L’amour, l’amour, toujours l’amour…
« Il me faut préciser ici qu’en matière d’éducation anglaise durable, il n’existe pas de domination sans sentiment. La soumise doit aimer son Maître; et le Maître son esclave. »
C’est un Maître qui le dit. Pourquoi l’arrêter en si bon chemin?
« La relation paradoxale qui s’installe entre celui qui ordonne, et celle qui subit, est forcément marquée du sceau de l’amour. Non que je veuille aller dans le sens de l’adage « Qui aime bien châtie bien », mais tout de même il y a quelque chose qui tient à cela, qui constitue du moins le nectar étrange, siroté jusqu’à la lie, dont les ingrédients sont un doux mélange de douleur et de jouissance pour atteindre un plaisir au plus haut du ciel.

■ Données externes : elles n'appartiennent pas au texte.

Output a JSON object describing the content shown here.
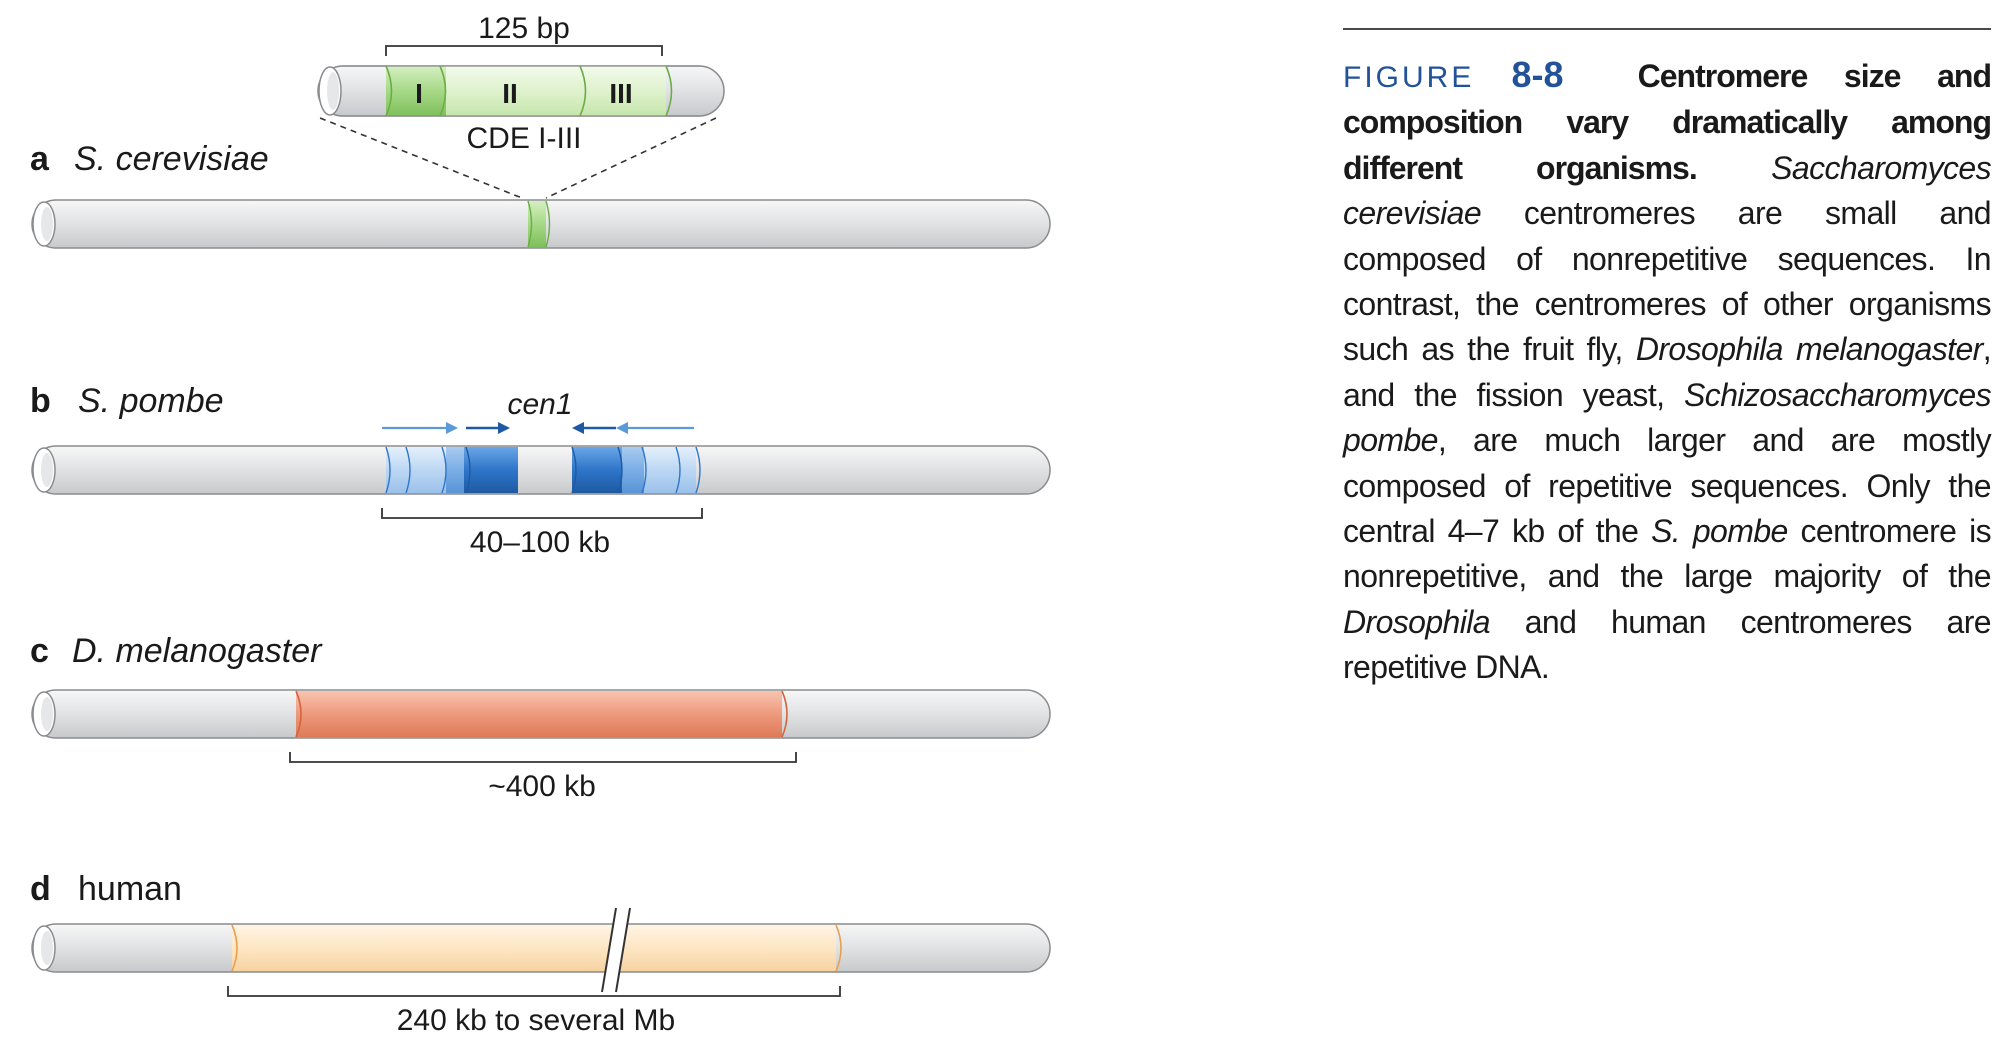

« Ce qui explique que la relation Maître/soumise, lorsqu’elle perdure, est infiniment personnalisée, et sans ce qu’apporte le domaine affectif en sensations exacerbées, il n’existe pour moi point de salut : toute pratique qui en fait abstraction relève de méthodes sadomasochistes décadentes ou de simples désirs d’échangisme déguisés. »
La rareté des soumises authentiques
« J’évite autant que possible ces dérives en ma Cave (l’espace donjon de l’auteur), mais je mentirais si j’affirmais qu’aucune femme ne s’y présente avec pour unique motivation de se faire enfiler par mes godes à pattes. Cette engeance ne possède pas une once de ce qui transcende une soumise, elle ne donne rien, et se contente de prendre ce qui l’intéresse : de grosses queues à la chaîne.

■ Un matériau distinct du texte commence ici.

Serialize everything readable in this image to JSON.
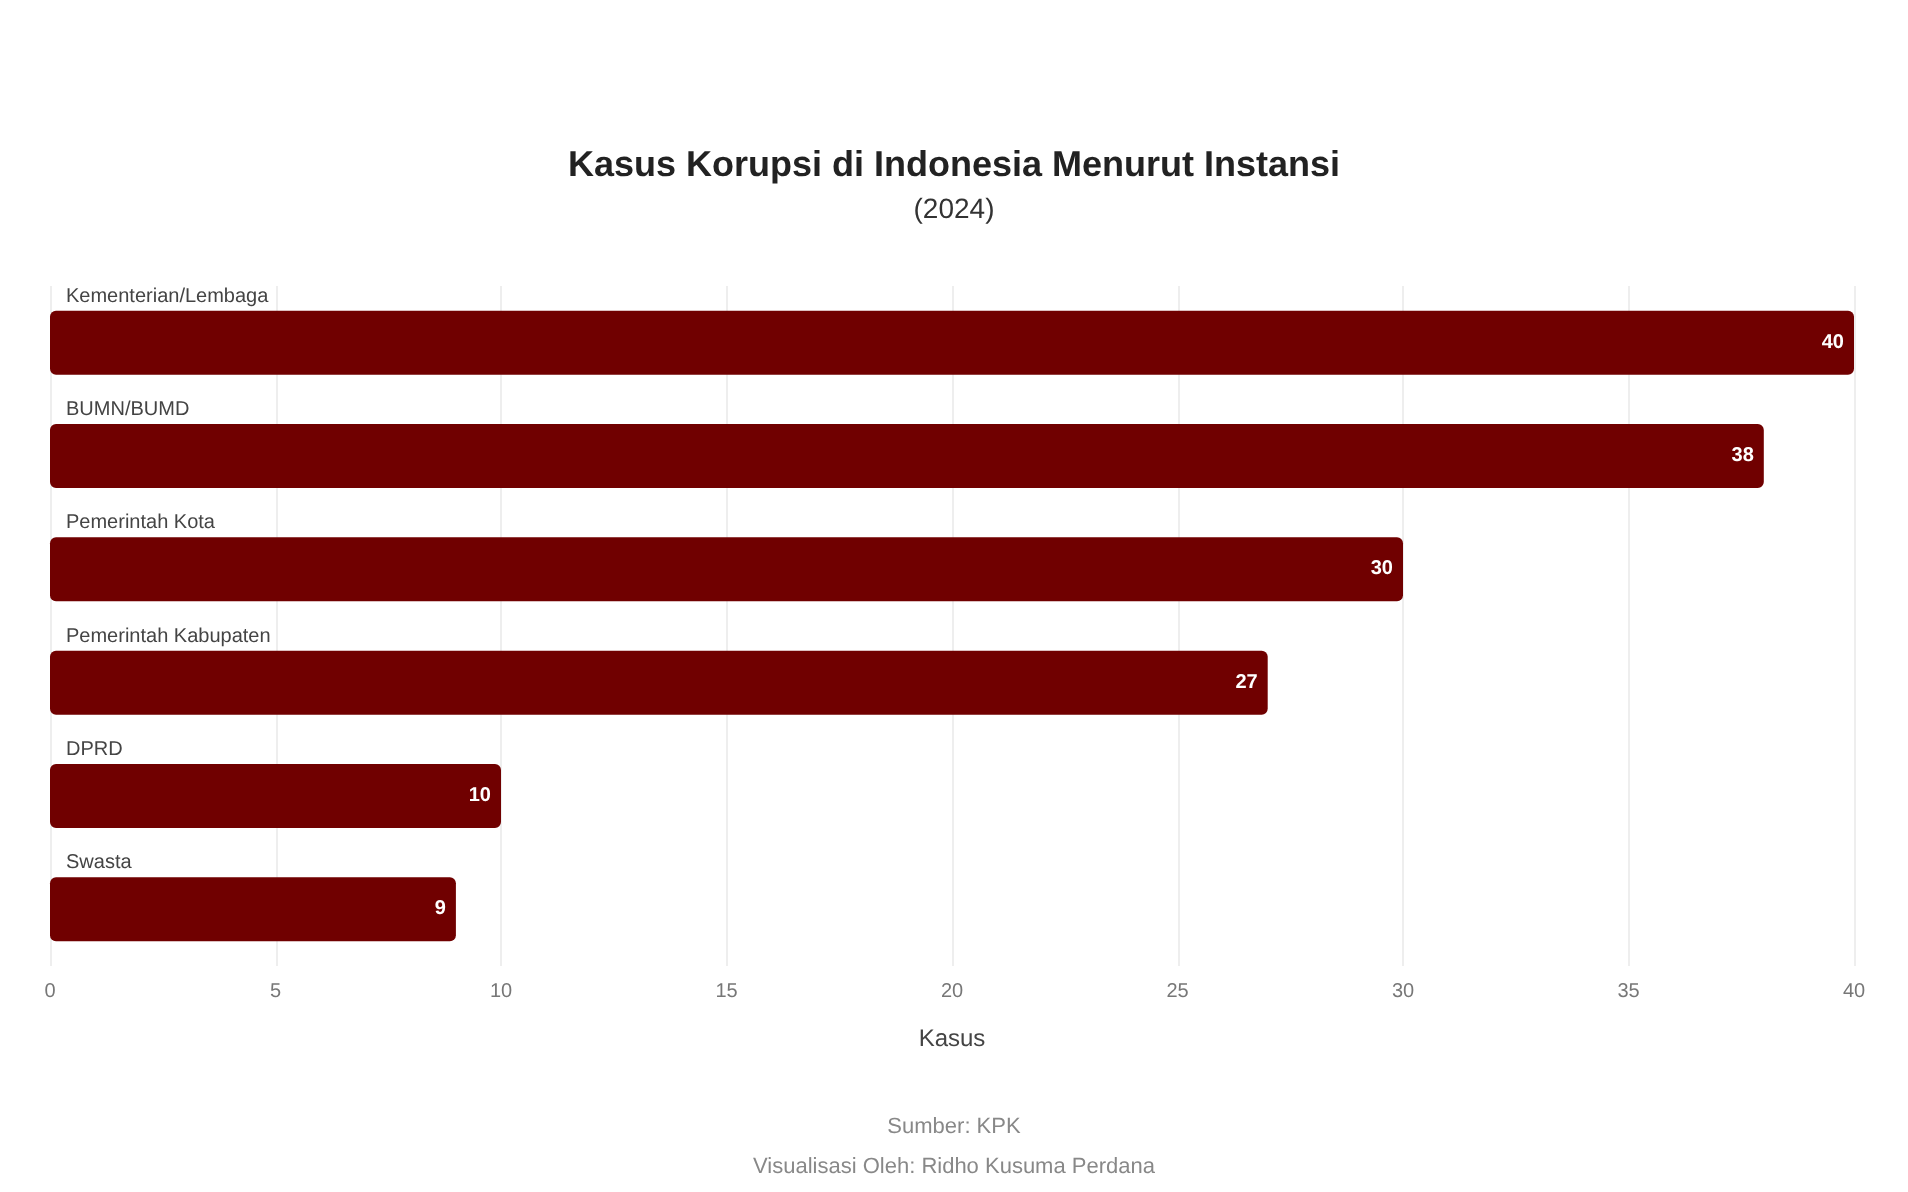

« Je veille au grain, naturellement. Mais je dois confier que les authentiques soumises ne sont pas si nombreuses que cela. Et elles seules me captivent, car leur quête du plaisir est couplée à une complète forme d’abandon de soi.
« L’on comprendra mieux sans doute que « j’aime » mes soumises d’un « amour » sans équivoque, et qui ne sort – en principe – jamais du cadre du Donjon : elles ont en effet pour la plupart un homme dans leur vie, parfois un dominateur, et je me garde bien d’entrer en compétition avec eux dans quelque registre que ce soit. Je ne prends dans la vie de mes soumises que la place qui m’est accordée, pas un centimètre de plus, et je mets un point d’honneur à établir une sorte de séparation entre l’Église et l’État : les enthousiasmes excessifs à mon égard, qui débordent du cadre établi, sont systématiquement refrénés par mes soins.
« Je conserve les lettres d’amour que je reçois, mais j’évince, en toute élégance, celles qui voudraient conduire leur couple vers une situation périlleuse à cause de ma présence. L’expérience de plaisirs interdits que je prétends leur apporter ne peut en aucun cas nuire à l’équilibre de leur relation amoureuse, et si je m’y immisce quelquefois – c’est extrêmement rare -, nous nous placerons alors dans une triangulaire souhaitée, et totalement assumée. »
Patrick Le Sage dans Journal d’un maître, récit, Flammarion, 2005.